One in 10 Canadians has kidney disease, and that number is growing as rates of diabetes, high blood pressure and obesity continue to climb. University of Guelph professor Nina Jones hopes her research will ultimately stem that rise through better treatment and diagnosis of what she calls the “silent killer.”
Jones researches the molecular “sieve” that enables a healthy kidney to filter waste from your blood and regulate water in your body.
By learning more about what leads the organ to fail, she aims to help improve tests allowing doctors to detect and treat the disease earlier or more effectively.
Jones, a professor in the Department of Molecular and Cellular Biology, recently received a five-year grant worth almost $750,000 from the Canadian Institutes of Health Research (CIHR) to support her research.
She studies podocytes, the cells responsible for that filtering activity in the kidney.
Viewed under the microscope, a podocyte resembles an octopus. Its arms, called processes, wrap around the blood-filtering capillaries in the kidney.
In a healthy organ, those arms hold their shape and position with an inner tent pole arrangement of structural proteins, says Jones.
Between the arms is a webbing of nephrin proteins where the business of sieving waste goes on. In kidney disease, that webbing breaks down. The podocyte loses its filtering ability and albumin protein leaks from blood vessels.
Jones studies what happens when signalling pathways in the cell go awry. Those pathways normally allow molecules in the cell to bind and release like Lego blocks.
“We look at how the sieve is kept intact and how changes in signalling affect how that sieve gets leaky,” says Jones, who holds the Canada Research Chair in Eukaryotic Cellular Signalling.
In congenital kidney disease, some children are born unable to make critical nephrin proteins. Their only cure is a kidney transplant.
Today, more Canadians are developing kidney disease later in life. Jones hopes her work will help more of these patients.
That increase might be caused by changes to genes or their expression. Viruses and bacteria can affect kidney function. Other factors include aging, as well as diabetes and hypertension linked to rising obesity rates.
“It’s a chronic public health issue,” says Jones.
With the new CIHR funding, she hopes to find ways to slow down disease progression.
She envisions a diagnostic test – likely a biopsy – used by a doctor to screen patients for levels of particular proteins or malfunctioning of signalling pathways.
Catch the disease earlier, and patients have a better prognosis, says Jones.
“Kidney disease is the silent killer,” she says.

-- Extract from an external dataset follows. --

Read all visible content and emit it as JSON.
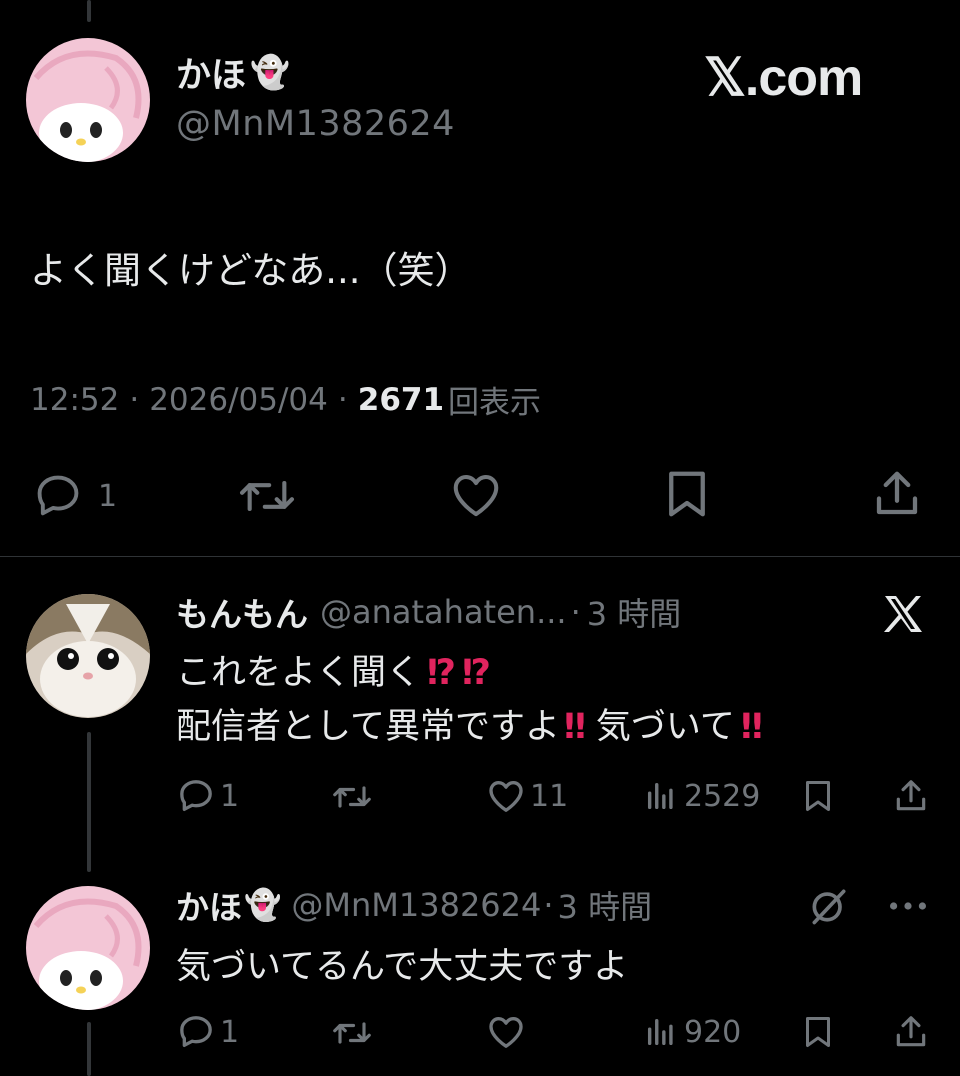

By the time many patients are diagnosed – the telling sign is abnormal amounts of protein in urine – it’s too late. “At that point, your kidney is already damaged.”
She’s also exploring diet to prevent or mitigate the disease.
Two years ago, she received provincial funding to study the effects of eating soy on kidney health. The results of that study with Prof. Roger Moorehead, Department of Biomedical Sciences, suggest that soy protein helps protect kidney function, especially the workings of that molecular sieve.
Persuading people to consume more soy than animal protein may be a hard sell, she says. She has a soy smoothie for breakfast and includes soy in her family’s meals a couple of times a week. “Through my research, I’ve become more aware of the impact of lifestyle choices.”
Jones is the only U of G researcher funded by the Kidney Foundation of Canada (KFOC). Earlier this year, KFOC recognized her outreach activities with an outstanding community partner award.
Each year, she and her lab members — about 12 people in all — take part in the annual Guelph Kidney Walk held in September.
“Outreach allows us to connect with people our research will ultimately impact. It allows us to understand the patient perspective. It reminds us of why we’re doing the research we’re doing.”